En este sentido, no deja de tener sentido la crítica a la teoría de la comunicación de Jürgen Habermas. Más que plantearse la comunicación dentro de unas relaciones ideales, habría que desenmascarar la sospecha de una actual teoría del conocimiento que no hace sino elaborar las reglas de comportamiento del capitalismo emocional. Una ética que se disuelve en un psicologismo con claros tintes conductistas, unos libros de autoayuda, best-seller gran parte de ellos, que enseñan a los “yoes” de los individuos del capitalismo emocional alcanzar una identidad que cotice, serían dos breves pinceladas para mostrar que la comunicación es la primera sospechosa a la hora de erigir un sujeto autónomo.
En todo caso, la labor es esa, resemantizar el campo social y político para poder ver apenas algo debajo de la superficie de signos. La obra de Bulloch, el post-minimalismo en general, pretende comenzar por la percepción.
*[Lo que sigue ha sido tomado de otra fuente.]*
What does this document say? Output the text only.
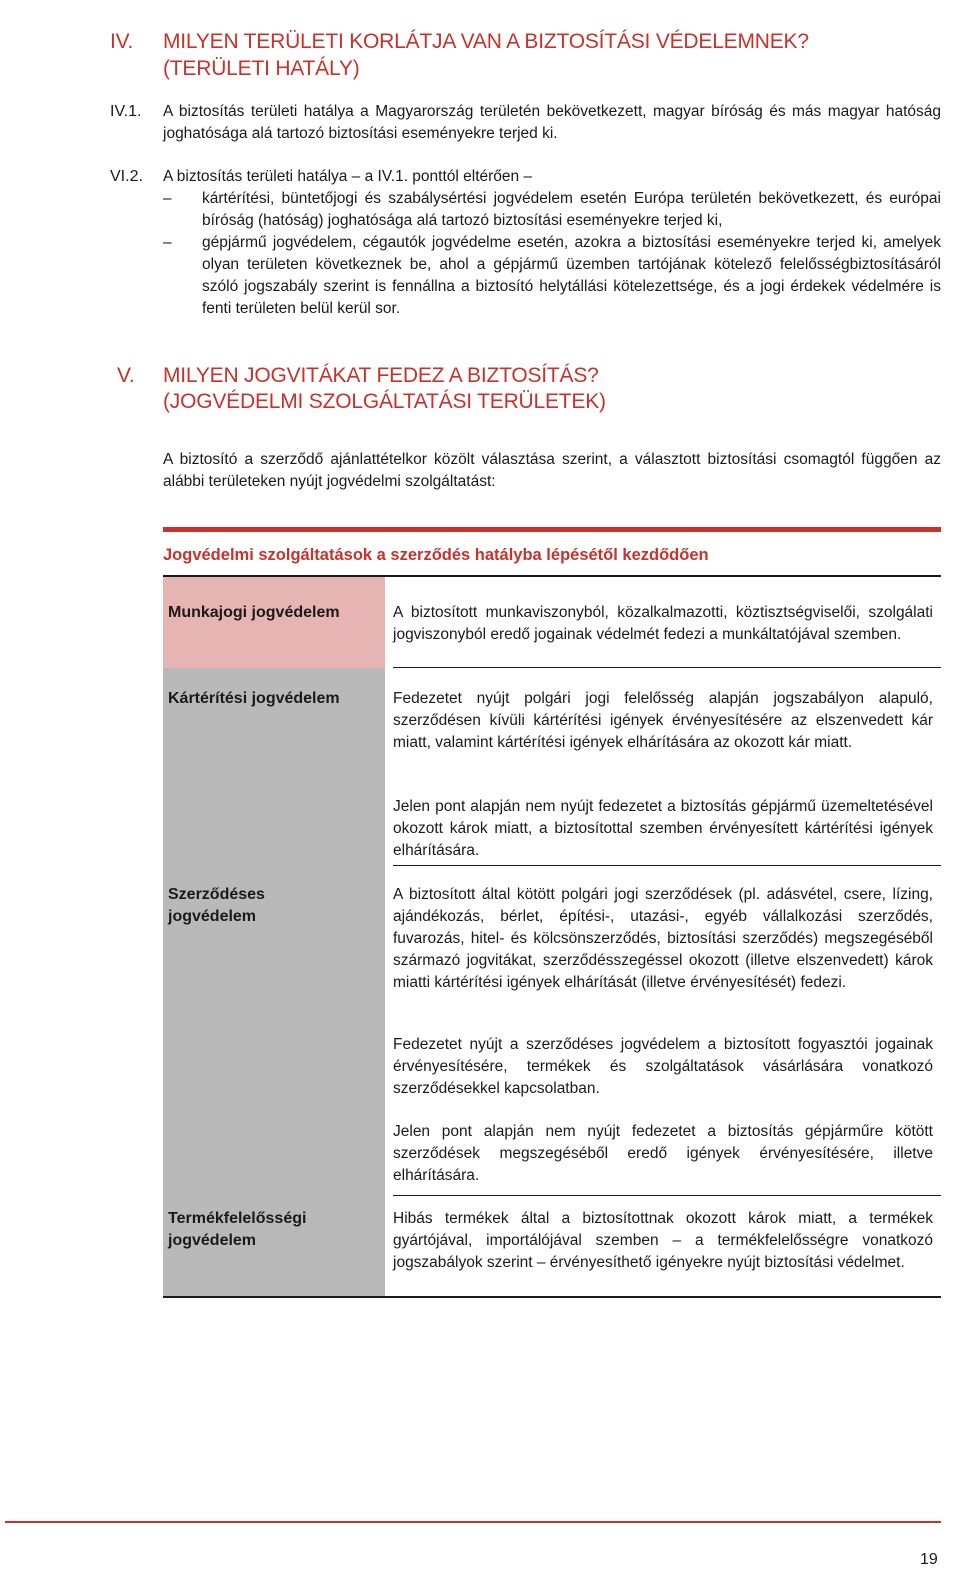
IV. MILYEN TERÜLETI KORLÁTJA VAN A BIZTOSÍTÁSI VÉDELEMNEK? (TERÜLETI HATÁLY)
IV.1. A biztosítás területi hatálya a Magyarország területén bekövetkezett, magyar bíróság és más magyar hatóság joghatósága alá tartozó biztosítási eseményekre terjed ki.
VI.2. A biztosítás területi hatálya – a IV.1. ponttól eltérően –
– kártérítési, büntetőjogi és szabálysértési jogvédelem esetén Európa területén bekövetkezett, és európai bíróság (hatóság) joghatósága alá tartozó biztosítási eseményekre terjed ki,
– gépjármű jogvédelem, cégautók jogvédelme esetén, azokra a biztosítási eseményekre terjed ki, amelyek olyan területen következnek be, ahol a gépjármű üzemben tartójának kötelező felelősségbiztosításáról szóló jogszabály szerint is fennállna a biztosító helytállási kötelezettsége, és a jogi érdekek védelmére is fenti területen belül kerül sor.
V. MILYEN JOGVITÁKAT FEDEZ A BIZTOSÍTÁS?
(JOGVÉDELMI SZOLGÁLTATÁSI TERÜLETEK)
A biztosító a szerződő ajánlattételkor közölt választása szerint, a választott biztosítási csomagtól függően az alábbi területeken nyújt jogvédelmi szolgáltatást:
Jogvédelmi szolgáltatások a szerződés hatályba lépésétől kezdődően
Munkajogi jogvédelem	A biztosított munkaviszonyból, közalkalmazotti, köztisztségviselői, szolgálati jogviszonyból eredő jogainak védelmét fedezi a munkáltatójával szemben.
Kártérítési jogvédelem	Fedezetet nyújt polgári jogi felelősség alapján jogszabályon alapuló, szerződésen kívüli kártérítési igények érvényesítésére az elszenvedett kár miatt, valamint kártérítési igények elhárítására az okozott kár miatt.
Jelen pont alapján nem nyújt fedezetet a biztosítás gépjármű üzemeltetésével okozott károk miatt, a biztosítottal szemben érvényesített kártérítési igények elhárítására.
Szerződéses jogvédelem
A biztosított által kötött polgári jogi szerződések (pl. adásvétel, csere, lízing, ajándékozás, bérlet, építési-, utazási-, egyéb vállalkozási szerződés, fuvarozás, hitel- és kölcsönszerződés, biztosítási szerződés) megszegéséből származó jogvitákat, szerződésszegéssel okozott (illetve elszenvedett) károk miatti kártérítési igények elhárítását (illetve érvényesítését) fedezi.
Fedezetet nyújt a szerződéses jogvédelem a biztosított fogyasztói jogainak érvényesítésére, termékek és szolgáltatások vásárlására vonatkozó szerződésekkel kapcsolatban.
Jelen pont alapján nem nyújt fedezetet a biztosítás gépjárműre kötött szerződések megszegéséből eredő igények érvényesítésére, illetve elhárítására.
Termékfelelősségi jogvédelem
Hibás termékek által a biztosítottnak okozott károk miatt, a termékek gyártójával, importálójával szemben – a termékfelelősségre vonatkozó jogszabályok szerint – érvényesíthető igényekre nyújt biztosítási védelmet.
19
Se trata, en parte, de seguir la crítica de Fried al mismo minimal al considerarlo un arte teatral en relación a la importancia depositada en el tiempo puro de la percepción: ir mas allá del teatro y situarse a las puertas de la misma simulación, donde las señales mismas se vuelvan estímulos y donde toda percepción, incluida la estética se convierta en respuesta.
En un mundo complejo como este, se busca tolerancia y racionalidad. Todo mirar pretende ser matematizado y computabilizado de inmediato. Eso, o pasar a otra imagen. Pero en la obra de Ángela Bulloch hay que hacer una excepción. Ni hallamos la secuencia matemática, que a modo de abstracta fórmula se convierta en la materialidad de nuestra percepción en la superficie mediática, ni podemos pasar a otra imagen. Nuestra contemplación, la experiencia estética, trata de adecuarse al ritmo infinito de las luces tratando de buscar un orden o un caos. Queremos, por encima de todo, despejar la sospecha.
Pero no hay manera. No nos decantamos por la intencionalidad ni por la casualidad. La sospecha irrumpe ahora en su máxima potencia: quizá haya efectivamente desaparecido la era de la interpretación y hallamos entrado en la nueva era de la programación. Todo se recrudece: nuestra mirada se materializa efectuada en una materialidad conformada por código binario de unos y ceros. No es ya sospecha, sino horror.
Quizá ahora se entienda lo necesario del arte. Quizá pudiéramos, como dicen otros, relajarnos, disfrutar un poco al menos. Si Benjamin ya adelantó que “la humanidad se ha vuelto un objeto de contemplación para sí mismo”, quizá pudiéramos gozar del espectáculo que se nos ofrece: un mundo en demolición. Pero quizá se nos pida mucho, nada más y nada menos que gozar, por fin, estéticamente. O quizá sea que detrás de cada mirada no solo se halle la inocente sospecha, sino el horror más despiadado. Gozar en semejante estado sería de un cinismo atroz.
Pero, quizá sea esa la respuesta que se nos pide dar sin nosotros saberlo, gozar cínicamente de la demolición Quién sabe. Siempre quedará la sospecha.